これを即断できるファイターはほとんどいない。
アドニス・スティーブンソンとは真逆の道を歩んだ。
しかし、あまりに高潔で崇高な志はこの世界では稀で、得てして、長持ち、大成はしないものだ。
現役のキング、P4Pナンバーワンの大金持ち、カネロ・アルバレスより強いんじゃないかとおもわれるオレクサンドル・グヴォジクは、今静かにグローブを置く。
17勝14KO1敗
おまけ
アドニス・スティーブンソンのその後・・・
2018年12月1日、ケベック・シティーのビデオトロン・センターにてWBC世界ライトヘビー級暫定王者のオレクサンドル・グウォジク(ウクライナ)と王座統一戦を行い、11回2分49秒KO負けを喫し10度目の防衛に失敗、王座から陥落した。その試合終了後にステベンソンは体調に異変を来たし救急病院へ搬送されて重度の外傷性脳損傷と判明したため緊急手術を受けた。その後12月下旬になって昏睡状態から意識を回復し、ボクシング復帰は難しいものの日常生活には支障のない状態まで回復した。

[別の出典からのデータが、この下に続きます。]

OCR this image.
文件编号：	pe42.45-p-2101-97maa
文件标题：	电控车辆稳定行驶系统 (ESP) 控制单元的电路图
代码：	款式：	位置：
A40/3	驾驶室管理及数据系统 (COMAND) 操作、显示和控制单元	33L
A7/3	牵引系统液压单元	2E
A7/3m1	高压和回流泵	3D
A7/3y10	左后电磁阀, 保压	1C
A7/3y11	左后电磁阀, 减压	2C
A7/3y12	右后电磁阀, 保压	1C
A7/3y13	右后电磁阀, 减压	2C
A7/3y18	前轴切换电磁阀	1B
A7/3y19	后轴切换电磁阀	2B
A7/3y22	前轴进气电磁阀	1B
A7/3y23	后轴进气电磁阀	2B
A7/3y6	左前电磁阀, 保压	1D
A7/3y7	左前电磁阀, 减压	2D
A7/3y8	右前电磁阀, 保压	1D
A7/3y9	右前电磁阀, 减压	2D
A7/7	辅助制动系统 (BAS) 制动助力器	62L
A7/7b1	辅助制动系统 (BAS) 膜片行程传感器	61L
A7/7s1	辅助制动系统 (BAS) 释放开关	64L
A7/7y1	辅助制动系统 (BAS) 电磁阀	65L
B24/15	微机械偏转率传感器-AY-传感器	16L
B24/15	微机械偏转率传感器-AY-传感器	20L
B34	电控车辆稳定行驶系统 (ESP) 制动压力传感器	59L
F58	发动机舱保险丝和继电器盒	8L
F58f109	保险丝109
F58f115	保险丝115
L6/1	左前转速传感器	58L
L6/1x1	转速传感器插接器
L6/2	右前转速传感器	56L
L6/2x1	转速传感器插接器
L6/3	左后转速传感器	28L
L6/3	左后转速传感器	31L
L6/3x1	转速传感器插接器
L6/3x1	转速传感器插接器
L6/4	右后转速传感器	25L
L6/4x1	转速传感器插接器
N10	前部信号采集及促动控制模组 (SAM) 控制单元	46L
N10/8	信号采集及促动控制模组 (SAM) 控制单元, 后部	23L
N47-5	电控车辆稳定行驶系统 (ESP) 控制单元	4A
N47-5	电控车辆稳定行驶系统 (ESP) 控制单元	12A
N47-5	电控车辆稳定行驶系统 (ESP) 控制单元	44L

2020年4月11日、元妻がステベンソンの個人口座から891,000ドル(約9500万円)を許可なく引き出したとして、ステベンソンの母親が代理となって元妻を訴えた。ステベンソンと元妻は前年の12月上旬に離婚したと伝えられた。
美しく献身的にみえたのは気のせいさ、ただ意地汚い人間の姿がそこにあるだけ。